The publishers overestimated my intelligence. Sorkin wrote a terrific thriller, but for those of us who squeaked out a C-minus in economics, there's an overwhelming number of references to short sellers, downgrades and subprime mortgages.
Thank goodness for TV.
HBO's adaptation, premiering Monday, streamlines those 618 pages into a 98-minute movie that's as thrilling and accessible as a Vin Diesel movie. Except more brutal.
Screenwriter Peter Gould ("Breaking Bad") has excised much of the mathematical mumbo jumbo, and director Curtis Hanson ("L.A. Confidential") has swept past much of the back story, zeroing in on the two most dramatic months of 2008 when self-inflated billionaires who commuted in helicopters and wore tuxedos to happy hour were on the verge of wetting their pants.
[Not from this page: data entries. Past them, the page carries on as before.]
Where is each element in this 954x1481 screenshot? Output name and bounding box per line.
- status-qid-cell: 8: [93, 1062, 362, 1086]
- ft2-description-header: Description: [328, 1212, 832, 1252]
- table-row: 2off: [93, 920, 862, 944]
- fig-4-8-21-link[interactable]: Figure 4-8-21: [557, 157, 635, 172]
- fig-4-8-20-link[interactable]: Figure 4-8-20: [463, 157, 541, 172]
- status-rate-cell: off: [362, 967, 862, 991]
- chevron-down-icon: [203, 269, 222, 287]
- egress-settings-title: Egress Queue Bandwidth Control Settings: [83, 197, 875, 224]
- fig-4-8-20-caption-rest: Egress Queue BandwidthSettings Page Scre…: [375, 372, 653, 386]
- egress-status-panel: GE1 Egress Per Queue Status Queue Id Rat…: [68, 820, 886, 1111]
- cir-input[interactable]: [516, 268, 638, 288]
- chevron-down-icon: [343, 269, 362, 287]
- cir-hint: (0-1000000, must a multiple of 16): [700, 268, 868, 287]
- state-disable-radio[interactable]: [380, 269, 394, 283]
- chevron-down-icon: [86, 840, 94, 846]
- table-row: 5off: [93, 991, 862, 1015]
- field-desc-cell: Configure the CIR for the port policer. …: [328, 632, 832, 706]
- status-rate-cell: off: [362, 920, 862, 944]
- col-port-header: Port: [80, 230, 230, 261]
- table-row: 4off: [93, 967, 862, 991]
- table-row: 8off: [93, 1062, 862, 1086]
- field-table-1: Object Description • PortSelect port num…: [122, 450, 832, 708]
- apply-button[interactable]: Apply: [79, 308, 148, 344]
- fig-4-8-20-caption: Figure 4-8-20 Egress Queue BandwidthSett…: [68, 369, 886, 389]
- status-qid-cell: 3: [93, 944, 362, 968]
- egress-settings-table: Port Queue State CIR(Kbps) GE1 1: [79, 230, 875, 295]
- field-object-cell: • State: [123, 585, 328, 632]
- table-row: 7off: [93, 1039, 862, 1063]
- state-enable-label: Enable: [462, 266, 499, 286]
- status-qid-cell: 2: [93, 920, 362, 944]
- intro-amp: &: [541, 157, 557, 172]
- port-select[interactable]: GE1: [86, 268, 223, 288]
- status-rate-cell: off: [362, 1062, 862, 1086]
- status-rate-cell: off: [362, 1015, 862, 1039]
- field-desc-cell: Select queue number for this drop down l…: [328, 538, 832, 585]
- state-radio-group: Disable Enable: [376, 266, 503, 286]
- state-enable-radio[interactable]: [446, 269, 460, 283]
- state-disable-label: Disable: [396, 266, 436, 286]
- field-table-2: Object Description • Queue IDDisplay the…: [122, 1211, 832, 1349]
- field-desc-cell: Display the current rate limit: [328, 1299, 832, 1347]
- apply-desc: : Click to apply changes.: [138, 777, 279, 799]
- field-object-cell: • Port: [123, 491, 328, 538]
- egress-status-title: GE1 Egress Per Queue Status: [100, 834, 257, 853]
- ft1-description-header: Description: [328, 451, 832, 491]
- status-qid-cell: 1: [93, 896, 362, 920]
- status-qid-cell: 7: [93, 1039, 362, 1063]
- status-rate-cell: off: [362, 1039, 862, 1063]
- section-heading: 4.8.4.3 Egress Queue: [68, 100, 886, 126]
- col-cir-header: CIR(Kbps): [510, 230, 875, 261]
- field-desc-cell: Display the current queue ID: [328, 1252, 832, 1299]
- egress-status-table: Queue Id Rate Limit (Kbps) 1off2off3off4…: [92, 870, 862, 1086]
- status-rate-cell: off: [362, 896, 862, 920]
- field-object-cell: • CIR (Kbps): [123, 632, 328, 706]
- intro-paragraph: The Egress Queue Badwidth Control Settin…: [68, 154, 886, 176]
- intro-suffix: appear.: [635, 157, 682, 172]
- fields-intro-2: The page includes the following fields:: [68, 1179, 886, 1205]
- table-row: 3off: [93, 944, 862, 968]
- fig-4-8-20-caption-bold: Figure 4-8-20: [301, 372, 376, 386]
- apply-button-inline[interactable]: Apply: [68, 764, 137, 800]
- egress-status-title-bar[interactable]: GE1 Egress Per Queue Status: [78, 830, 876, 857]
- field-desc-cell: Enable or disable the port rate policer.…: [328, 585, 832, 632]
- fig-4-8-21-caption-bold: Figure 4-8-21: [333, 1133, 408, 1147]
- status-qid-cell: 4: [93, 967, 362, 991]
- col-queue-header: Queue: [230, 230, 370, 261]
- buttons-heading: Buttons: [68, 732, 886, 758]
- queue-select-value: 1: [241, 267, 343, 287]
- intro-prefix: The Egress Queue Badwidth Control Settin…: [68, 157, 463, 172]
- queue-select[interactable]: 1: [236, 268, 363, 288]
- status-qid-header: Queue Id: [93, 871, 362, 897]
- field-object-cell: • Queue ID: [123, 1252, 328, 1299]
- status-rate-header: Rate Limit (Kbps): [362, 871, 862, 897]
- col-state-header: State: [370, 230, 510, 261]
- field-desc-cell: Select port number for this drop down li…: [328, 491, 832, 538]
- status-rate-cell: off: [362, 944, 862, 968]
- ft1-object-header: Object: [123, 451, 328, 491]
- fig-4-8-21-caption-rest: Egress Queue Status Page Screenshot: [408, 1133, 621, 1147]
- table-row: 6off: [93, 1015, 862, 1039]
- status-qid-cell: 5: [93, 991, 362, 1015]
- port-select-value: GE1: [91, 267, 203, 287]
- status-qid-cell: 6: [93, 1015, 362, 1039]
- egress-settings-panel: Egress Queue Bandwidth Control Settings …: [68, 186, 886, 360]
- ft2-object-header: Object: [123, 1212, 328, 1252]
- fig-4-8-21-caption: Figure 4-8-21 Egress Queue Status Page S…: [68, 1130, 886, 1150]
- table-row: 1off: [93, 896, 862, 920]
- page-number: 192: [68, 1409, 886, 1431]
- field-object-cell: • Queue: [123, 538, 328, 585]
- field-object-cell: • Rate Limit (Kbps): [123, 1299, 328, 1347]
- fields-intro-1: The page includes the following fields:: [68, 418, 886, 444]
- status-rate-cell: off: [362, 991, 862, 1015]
Even if you don't understand all of the economic details, you can see it in the faces of the familiar cast members: This is the Apocalypse. Now.
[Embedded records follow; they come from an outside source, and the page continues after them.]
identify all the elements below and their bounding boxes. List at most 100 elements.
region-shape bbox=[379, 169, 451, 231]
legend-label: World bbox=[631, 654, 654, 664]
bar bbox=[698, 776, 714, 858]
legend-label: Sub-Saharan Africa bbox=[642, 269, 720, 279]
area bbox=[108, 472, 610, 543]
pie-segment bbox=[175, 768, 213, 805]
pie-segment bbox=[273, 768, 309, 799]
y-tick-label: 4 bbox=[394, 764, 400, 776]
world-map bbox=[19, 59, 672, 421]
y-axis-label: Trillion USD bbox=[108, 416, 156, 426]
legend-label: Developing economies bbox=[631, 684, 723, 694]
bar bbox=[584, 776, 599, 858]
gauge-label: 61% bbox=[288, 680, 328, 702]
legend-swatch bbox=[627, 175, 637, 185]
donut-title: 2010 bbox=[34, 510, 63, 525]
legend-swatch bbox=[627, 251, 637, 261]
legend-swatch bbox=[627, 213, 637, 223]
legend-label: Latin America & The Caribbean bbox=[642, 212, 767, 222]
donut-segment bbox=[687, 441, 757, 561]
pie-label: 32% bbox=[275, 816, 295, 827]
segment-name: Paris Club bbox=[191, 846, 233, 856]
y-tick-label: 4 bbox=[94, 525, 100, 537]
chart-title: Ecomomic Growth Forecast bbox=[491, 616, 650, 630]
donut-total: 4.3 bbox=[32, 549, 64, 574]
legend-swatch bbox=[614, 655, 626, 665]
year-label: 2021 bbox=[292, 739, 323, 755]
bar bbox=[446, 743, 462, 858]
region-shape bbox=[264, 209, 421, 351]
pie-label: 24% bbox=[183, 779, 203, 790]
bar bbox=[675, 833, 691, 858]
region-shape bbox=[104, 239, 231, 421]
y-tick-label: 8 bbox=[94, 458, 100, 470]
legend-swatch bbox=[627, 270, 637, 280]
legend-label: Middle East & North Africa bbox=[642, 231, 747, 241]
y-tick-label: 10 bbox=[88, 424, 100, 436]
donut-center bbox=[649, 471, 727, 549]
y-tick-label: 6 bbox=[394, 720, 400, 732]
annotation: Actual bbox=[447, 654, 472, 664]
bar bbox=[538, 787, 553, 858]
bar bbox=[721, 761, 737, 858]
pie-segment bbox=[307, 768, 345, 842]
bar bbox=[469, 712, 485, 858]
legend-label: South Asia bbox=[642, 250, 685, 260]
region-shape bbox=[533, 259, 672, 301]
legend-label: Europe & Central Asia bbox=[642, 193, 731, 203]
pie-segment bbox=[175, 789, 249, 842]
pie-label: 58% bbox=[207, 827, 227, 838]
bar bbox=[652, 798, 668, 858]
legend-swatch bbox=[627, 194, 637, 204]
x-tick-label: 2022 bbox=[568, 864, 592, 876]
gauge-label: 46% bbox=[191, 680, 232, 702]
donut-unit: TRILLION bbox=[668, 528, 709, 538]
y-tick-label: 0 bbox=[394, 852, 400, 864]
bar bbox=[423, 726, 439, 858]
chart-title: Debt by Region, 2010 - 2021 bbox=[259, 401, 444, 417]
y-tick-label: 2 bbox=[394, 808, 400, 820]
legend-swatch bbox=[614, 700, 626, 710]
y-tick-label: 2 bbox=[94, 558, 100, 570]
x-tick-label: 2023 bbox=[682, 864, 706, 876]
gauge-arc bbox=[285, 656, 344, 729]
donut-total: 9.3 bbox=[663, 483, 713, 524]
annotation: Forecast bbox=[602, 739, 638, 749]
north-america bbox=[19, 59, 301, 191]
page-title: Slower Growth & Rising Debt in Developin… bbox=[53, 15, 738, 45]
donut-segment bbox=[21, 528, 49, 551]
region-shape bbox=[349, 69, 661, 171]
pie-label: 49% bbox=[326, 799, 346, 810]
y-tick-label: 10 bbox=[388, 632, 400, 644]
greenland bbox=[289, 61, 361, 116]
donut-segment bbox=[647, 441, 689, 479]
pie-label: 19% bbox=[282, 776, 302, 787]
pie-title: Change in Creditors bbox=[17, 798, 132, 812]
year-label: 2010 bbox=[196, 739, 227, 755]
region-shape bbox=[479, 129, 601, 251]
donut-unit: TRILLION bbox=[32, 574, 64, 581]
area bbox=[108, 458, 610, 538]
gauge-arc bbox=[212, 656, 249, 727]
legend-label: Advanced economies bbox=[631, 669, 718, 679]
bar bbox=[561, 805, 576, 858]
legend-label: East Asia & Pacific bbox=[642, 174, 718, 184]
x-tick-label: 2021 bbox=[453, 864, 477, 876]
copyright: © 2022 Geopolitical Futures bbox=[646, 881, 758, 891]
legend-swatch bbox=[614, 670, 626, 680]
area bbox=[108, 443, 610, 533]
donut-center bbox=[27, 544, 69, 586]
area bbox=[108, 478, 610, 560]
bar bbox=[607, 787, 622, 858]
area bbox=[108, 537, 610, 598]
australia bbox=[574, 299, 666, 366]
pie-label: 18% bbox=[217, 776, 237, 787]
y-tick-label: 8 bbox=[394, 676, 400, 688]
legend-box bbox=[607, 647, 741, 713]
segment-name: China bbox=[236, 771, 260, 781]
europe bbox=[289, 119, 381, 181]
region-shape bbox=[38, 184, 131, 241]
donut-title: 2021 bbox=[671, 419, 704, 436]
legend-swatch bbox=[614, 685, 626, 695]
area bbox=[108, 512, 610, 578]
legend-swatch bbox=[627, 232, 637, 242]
Almost every player is sketched with broad strokes, an approach that works just fine for disaster movies -- and no less for a crisis as complex and fast-moving as this one. Paul Giamatti plays Federal Reserve Chairman Ben Bernanke as a soft-spoken angel of death, so frightened by the thought of another Great Depression that his stomach can handle only oatmeal. Billy Crudup's Timothy Geithner is a fitness freak, making sweaty-palmed decisions for the Federal Reserve Bank of New York while jogging down Wall Street or playing racquetball. As Warren Buffett, Edward Asner reprises his role from "Elf" as a grandfatherly Santa Claus. Dick Fuld, the vulgarity-spitting, scotch-guzzling chairman of Lehman Brothers, will remind you of James Woods, and not only because he's played by James Woods.
The only fully drawn character is Treasury Secretary Henry Paulson, the movie's moral compass. William Hurt plays him as if the weight of the world rests on his shoulders -- and there's a strong argument to be made that it did. At some points, he intimidates anyone who gets in his way, including presidential candidate John McCain. But at times he's so distraught that he upchucks his cookies. It's a beautifully layered performance, the kind Hurt turns in every couple of years to remind us that he's still one of our finest actors.
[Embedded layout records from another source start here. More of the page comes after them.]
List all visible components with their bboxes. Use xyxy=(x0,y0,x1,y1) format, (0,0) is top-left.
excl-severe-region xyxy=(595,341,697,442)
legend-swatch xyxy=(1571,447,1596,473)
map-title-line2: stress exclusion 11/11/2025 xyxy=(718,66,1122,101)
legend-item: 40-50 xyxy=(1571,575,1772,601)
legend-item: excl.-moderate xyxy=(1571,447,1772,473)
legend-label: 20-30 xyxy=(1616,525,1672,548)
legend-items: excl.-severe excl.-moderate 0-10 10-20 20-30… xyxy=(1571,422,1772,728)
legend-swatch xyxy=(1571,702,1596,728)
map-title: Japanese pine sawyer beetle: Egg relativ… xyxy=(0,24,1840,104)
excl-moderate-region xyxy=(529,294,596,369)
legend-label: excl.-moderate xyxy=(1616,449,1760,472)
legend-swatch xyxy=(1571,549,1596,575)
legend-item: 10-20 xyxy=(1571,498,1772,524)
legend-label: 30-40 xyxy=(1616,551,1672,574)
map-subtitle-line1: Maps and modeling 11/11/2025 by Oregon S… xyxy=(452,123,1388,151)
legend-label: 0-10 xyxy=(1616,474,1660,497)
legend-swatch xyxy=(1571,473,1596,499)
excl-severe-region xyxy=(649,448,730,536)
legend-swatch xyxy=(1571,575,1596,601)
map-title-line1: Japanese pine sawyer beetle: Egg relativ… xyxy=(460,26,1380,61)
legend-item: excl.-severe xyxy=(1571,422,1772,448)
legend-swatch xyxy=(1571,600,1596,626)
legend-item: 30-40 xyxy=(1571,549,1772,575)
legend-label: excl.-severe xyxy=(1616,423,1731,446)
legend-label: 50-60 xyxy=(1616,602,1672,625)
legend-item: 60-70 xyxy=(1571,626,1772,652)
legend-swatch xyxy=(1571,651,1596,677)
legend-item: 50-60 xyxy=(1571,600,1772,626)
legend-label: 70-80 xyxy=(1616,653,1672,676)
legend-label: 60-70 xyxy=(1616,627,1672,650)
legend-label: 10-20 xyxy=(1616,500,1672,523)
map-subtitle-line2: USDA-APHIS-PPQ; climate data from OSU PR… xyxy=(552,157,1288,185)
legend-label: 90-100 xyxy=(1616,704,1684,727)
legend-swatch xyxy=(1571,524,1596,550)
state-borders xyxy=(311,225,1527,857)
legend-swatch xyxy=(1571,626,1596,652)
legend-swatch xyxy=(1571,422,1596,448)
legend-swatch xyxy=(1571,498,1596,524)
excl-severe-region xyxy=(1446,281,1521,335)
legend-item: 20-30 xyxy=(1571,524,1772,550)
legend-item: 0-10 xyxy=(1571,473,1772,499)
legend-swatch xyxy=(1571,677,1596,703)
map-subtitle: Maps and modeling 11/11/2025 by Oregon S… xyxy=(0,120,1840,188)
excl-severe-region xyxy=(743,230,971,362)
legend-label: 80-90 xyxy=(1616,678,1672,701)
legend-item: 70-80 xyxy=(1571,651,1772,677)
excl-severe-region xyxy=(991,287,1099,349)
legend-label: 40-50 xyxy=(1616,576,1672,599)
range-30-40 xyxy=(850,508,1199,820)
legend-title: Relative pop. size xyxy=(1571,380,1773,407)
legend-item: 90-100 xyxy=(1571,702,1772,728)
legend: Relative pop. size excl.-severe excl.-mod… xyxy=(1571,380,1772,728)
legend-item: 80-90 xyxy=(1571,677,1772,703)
The film does ring one false note, but it serves a worthy purpose. Near the end of the film, the Treasury Department's public affairs expert (Cynthia Nixon) frets about how she'll explain the crisis to the press. She presents her boss's team a "dumbed down" version of events that even reporters can understand.
It's a familiar -- and often clumsy -- storytelling tactic in movies, but in this case, a Cliffs Notes version of events is just what the dummy ordered.